Fa impressione oltrepassare la piccola porta ricavata dalla libreria e pensare che da lì in poi, ad un certo punto della Storia, sia iniziata una vita non-vita fatta di silenzi, solitudini e paure. Tutti questi sentimenti furono trascritti da Anna su un quadernino ricevuto in dono per il suo tredicesimo compleanno e compilato costantemente, con scrittura infantile e profondità di spirito di chi diventa adulto prima del previsto. E senza aver letto quel diario, forse nessuno di noi visitatori avrebbe respirato ogni particella di vita rimasta impigliata nella piccola stanza che ospitava Anna e i suoi tredici anni, con le pareti tappezzate dalle fotografie delle sue attrici preferite, come accade alle ragazzine di ogni tempo e luogo.

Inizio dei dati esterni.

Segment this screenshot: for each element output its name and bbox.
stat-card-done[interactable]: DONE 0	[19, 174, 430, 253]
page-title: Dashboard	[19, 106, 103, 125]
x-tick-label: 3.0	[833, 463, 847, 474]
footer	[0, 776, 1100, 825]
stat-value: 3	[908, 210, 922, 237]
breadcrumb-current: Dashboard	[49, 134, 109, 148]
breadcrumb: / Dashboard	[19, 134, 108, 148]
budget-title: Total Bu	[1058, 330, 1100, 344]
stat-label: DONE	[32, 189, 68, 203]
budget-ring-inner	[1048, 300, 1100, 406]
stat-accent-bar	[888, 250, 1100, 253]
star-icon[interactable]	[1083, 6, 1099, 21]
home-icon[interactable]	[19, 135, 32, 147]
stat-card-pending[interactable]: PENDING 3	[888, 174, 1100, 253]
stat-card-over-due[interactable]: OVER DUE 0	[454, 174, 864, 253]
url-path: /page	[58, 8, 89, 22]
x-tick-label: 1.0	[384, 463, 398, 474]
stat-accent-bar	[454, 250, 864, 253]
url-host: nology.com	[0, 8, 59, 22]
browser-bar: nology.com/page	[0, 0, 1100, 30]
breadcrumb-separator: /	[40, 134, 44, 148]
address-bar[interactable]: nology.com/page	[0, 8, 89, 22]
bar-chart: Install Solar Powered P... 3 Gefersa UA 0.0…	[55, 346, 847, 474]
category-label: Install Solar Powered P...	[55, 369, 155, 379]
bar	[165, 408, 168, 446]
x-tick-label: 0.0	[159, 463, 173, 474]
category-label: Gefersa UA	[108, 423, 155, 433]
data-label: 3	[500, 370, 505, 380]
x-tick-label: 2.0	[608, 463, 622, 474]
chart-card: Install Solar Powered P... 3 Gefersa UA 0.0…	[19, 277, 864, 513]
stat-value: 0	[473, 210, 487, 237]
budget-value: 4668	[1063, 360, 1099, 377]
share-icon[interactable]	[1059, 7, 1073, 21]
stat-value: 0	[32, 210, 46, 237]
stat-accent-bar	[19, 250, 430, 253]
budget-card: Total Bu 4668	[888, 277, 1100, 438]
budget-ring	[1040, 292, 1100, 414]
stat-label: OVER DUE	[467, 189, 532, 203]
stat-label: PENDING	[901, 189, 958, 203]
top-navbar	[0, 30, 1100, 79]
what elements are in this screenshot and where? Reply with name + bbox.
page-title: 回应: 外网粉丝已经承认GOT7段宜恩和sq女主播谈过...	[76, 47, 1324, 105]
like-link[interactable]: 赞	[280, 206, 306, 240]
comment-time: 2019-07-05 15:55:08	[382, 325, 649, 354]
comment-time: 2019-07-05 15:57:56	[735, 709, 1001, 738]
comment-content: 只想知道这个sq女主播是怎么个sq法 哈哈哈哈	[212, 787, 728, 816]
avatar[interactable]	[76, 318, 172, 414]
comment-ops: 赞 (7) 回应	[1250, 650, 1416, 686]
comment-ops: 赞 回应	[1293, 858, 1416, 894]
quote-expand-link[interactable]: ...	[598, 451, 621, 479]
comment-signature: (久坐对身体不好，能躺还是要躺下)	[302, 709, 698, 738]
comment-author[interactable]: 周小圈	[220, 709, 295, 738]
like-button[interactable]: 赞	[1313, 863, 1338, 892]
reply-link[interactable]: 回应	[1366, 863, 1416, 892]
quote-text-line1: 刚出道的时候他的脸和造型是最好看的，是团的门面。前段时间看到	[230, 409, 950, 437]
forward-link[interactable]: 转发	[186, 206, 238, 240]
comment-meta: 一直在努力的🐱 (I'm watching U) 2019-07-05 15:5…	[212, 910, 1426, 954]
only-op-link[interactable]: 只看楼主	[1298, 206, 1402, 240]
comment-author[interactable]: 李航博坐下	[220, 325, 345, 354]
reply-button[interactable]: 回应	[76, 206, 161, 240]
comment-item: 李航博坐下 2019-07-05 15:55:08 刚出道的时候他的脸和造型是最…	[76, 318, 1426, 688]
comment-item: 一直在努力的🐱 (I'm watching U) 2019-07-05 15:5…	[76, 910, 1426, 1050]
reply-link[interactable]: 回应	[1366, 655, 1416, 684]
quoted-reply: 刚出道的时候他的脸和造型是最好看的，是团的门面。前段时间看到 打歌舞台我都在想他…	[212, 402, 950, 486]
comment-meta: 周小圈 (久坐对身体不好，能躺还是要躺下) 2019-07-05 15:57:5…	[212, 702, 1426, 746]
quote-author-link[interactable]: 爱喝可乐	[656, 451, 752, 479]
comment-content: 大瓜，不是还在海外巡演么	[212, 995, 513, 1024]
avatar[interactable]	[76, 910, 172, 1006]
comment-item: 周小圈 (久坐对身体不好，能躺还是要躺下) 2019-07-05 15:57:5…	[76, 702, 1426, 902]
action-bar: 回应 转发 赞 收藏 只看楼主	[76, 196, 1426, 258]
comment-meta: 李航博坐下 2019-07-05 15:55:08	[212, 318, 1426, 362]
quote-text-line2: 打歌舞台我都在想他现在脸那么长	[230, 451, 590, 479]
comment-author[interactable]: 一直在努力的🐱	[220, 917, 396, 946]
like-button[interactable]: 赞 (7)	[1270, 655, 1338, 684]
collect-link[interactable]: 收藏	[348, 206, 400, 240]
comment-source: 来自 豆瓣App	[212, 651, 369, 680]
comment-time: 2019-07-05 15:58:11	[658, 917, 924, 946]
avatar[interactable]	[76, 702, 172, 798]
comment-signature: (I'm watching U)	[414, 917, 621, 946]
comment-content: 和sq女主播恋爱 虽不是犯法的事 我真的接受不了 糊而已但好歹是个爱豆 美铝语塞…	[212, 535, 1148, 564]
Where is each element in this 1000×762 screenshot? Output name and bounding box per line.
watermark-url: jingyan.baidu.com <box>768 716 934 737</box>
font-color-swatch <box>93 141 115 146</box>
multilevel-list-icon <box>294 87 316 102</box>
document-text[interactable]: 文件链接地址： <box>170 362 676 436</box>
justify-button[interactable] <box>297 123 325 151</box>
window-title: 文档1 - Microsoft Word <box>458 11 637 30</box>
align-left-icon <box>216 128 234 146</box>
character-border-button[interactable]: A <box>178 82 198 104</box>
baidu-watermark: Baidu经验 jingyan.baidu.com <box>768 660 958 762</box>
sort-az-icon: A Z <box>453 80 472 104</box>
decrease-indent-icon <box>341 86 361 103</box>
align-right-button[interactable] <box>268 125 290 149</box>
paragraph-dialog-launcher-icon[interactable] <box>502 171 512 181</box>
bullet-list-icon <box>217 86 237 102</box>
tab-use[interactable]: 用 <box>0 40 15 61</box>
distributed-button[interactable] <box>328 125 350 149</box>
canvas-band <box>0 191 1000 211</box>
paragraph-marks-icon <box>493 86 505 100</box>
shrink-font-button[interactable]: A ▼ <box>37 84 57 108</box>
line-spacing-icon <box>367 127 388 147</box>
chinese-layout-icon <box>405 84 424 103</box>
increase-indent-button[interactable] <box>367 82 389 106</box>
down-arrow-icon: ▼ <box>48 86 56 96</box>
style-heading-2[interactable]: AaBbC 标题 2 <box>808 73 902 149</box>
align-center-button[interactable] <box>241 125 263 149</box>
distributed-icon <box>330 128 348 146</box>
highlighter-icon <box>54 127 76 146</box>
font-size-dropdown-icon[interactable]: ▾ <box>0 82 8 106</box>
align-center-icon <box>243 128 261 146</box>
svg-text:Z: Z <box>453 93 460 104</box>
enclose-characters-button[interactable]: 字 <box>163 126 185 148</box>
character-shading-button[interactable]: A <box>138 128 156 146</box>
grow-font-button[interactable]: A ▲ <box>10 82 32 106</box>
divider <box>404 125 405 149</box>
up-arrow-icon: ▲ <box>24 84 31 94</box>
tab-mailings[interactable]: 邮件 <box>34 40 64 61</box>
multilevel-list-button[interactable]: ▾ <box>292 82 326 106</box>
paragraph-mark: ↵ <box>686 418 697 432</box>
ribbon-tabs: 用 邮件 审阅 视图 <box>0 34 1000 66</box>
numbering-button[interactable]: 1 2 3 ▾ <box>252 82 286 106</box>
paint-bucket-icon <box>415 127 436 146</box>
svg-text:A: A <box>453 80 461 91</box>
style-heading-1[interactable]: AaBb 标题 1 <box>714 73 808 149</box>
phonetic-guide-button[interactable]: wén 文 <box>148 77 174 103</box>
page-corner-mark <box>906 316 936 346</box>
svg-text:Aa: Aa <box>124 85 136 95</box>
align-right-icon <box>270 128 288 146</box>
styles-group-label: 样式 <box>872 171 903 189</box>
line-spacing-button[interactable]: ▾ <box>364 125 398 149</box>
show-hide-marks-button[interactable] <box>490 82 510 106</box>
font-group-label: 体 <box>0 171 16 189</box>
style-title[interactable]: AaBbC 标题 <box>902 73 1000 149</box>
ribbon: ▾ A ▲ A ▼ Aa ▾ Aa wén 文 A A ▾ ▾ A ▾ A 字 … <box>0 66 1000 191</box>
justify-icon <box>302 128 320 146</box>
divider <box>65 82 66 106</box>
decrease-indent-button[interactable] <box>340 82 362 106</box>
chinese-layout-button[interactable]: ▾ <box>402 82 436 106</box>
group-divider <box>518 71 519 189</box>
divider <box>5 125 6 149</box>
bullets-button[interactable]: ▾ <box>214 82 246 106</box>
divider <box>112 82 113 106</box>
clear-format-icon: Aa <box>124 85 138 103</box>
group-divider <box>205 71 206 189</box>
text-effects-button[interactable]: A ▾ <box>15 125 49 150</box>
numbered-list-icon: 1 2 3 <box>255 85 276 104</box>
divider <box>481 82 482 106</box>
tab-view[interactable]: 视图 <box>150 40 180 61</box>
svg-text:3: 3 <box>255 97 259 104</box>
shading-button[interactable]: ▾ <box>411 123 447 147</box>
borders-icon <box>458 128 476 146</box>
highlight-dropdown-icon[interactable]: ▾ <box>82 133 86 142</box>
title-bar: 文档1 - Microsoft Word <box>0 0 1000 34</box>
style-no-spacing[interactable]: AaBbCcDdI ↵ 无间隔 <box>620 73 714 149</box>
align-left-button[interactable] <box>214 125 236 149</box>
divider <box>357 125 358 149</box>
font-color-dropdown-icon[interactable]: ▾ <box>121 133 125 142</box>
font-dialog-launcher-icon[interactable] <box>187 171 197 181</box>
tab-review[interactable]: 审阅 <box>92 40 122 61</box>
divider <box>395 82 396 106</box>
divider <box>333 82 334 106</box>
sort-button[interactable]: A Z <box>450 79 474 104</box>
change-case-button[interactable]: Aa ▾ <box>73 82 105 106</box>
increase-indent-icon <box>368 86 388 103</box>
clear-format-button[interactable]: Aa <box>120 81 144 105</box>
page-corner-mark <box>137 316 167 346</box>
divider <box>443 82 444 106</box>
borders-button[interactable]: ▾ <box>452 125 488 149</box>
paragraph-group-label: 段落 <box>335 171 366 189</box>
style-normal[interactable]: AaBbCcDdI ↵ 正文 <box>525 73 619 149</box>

Due anni dopo aver occupato il rifugio, gli abitati della casa vengono scoperti e deportati dalla Gestapo in vari campi di concentramento: solo il capofamiglia Otto Frank riesce a salvarsi. Con lui, grazie alla cura di un’impiegata, sopravvive anche il diario di Anna, rimasto nel rifugio e passato indifferente attraverso i controlli dei nazisti.
Papà Otto decide di dare alle stampe “La casa sul retro”, titolo che aveva scelto la piccola Anna; da lì, è arrivato fino a noi un libro che dovrebbe essere letto e riletto continuamente, ad ogni età, non solo per non dimenticare, ma per imparare come nella disperazione una ragazzina di tredici anni è riuscita comunque a sopravvivere, anche solo per pochi anni, all’orrore dell’alienazione.

Vi abbraccio forte e spero che se non l’avete ancora fatto, possiate leggere presto il diario di Anna Frank.